Do NOT read word-for-word off notes or slides.
Notes: It’s fine to reference notes, but you should not have your entire presentation typed out in paper format to read. It’s disengaging for your audience and suggests you don’t know what you’re talking about since you can’t discuss the topic freely.
Slides: Reading word-for-word from PowerPoint slides is even worse than reading from notes. If your slides contain more than an outline, I guarantee they’re messy and displeasing to the eye. Also, why should your audience listen to you if they can simply read the slides themselves? Your slides should highlight important points and help your audience follow along, not catalog your entire presentation.
Grab attention at the beginning, leave an impression at the end.
You need to open with a question or statement that peaks your audience’s curiosity.

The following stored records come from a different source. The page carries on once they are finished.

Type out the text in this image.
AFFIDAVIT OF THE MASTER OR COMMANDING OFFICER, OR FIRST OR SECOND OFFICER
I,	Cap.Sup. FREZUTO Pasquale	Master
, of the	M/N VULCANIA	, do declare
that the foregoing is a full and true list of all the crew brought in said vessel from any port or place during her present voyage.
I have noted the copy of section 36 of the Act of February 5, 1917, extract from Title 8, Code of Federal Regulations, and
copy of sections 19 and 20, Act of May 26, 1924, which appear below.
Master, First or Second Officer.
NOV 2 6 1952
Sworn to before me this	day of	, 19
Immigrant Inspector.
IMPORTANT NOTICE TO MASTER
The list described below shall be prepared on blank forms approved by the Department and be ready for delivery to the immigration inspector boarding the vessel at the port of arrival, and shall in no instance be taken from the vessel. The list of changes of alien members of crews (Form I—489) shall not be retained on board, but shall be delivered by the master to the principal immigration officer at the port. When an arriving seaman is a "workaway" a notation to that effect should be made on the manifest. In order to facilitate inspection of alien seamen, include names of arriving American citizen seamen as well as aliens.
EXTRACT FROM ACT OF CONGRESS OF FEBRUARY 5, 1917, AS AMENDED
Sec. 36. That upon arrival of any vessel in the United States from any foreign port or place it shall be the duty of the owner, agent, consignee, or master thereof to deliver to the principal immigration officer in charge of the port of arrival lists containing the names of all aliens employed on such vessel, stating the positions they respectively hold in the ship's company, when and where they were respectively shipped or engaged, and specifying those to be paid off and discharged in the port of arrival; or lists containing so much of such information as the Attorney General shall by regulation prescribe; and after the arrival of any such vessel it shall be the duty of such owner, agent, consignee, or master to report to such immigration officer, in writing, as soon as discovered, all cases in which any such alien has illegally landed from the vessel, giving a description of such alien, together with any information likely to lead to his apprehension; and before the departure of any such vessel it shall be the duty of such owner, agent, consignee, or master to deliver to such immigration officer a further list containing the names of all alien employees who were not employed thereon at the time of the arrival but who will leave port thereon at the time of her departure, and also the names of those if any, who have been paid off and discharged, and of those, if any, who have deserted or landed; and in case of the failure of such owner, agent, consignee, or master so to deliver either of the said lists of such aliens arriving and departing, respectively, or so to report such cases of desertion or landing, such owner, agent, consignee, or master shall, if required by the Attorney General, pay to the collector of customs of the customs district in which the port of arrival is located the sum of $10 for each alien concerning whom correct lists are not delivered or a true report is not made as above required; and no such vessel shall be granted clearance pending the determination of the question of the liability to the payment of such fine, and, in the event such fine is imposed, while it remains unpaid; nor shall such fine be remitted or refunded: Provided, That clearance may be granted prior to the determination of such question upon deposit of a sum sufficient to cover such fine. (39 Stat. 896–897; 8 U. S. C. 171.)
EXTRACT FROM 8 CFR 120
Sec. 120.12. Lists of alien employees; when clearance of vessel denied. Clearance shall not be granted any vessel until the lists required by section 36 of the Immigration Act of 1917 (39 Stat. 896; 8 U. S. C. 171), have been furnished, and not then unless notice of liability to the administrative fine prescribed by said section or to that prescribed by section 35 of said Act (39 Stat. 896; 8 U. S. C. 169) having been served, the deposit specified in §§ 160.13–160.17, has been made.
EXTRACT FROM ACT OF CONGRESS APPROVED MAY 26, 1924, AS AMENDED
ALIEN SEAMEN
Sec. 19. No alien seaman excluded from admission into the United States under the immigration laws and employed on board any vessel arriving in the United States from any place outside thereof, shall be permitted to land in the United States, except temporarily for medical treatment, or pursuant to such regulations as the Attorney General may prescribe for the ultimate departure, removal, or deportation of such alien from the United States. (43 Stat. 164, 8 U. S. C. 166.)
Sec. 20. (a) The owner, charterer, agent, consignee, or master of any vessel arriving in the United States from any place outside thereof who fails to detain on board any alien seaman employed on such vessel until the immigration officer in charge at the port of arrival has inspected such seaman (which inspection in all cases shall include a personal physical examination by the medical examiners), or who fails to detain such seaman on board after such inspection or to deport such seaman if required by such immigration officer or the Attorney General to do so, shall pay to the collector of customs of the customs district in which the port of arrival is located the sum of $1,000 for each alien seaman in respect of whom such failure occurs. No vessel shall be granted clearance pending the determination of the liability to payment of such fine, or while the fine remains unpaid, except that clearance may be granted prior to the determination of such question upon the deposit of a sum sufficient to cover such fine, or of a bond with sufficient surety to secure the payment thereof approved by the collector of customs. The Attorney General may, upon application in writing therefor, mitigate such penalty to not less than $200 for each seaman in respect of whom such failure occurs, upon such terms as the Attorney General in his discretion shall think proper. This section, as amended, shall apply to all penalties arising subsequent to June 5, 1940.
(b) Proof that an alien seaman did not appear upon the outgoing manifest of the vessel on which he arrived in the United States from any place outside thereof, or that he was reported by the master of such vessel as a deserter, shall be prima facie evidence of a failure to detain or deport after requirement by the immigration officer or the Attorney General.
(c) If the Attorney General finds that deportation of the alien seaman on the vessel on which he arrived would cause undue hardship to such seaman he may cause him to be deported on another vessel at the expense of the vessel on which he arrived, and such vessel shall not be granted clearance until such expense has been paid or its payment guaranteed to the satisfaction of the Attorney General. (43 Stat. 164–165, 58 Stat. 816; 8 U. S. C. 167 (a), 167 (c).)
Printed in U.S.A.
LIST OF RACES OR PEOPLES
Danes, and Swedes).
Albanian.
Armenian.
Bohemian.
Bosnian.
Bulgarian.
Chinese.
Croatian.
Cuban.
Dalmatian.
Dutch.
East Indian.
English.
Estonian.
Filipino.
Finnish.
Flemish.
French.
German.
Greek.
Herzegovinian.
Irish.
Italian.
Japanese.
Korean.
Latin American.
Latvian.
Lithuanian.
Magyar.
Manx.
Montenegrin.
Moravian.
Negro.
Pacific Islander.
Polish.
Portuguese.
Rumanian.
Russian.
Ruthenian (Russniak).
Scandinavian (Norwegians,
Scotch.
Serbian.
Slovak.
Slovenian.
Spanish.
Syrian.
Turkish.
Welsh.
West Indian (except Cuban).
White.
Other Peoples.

Give them a reason to actively listen to you for the next x number of minutes. Similarly, close with something that will leave an impression, something they’ll remember you and your presentation by. For example, in a presentation about defining a company’s voice, I closed by explaining: “You should be able to identify a company through its written voice as easily you can hear my own and say, ‘That’s Courtney Brodeur.’”
Practice in a mirror.
What you have to say is important, but so is your delivery. Practice your presentation enough times that delivering it becomes second nature. Watch your body language in the mirror. Practice making eye contact, not fidgeting, and standing tall.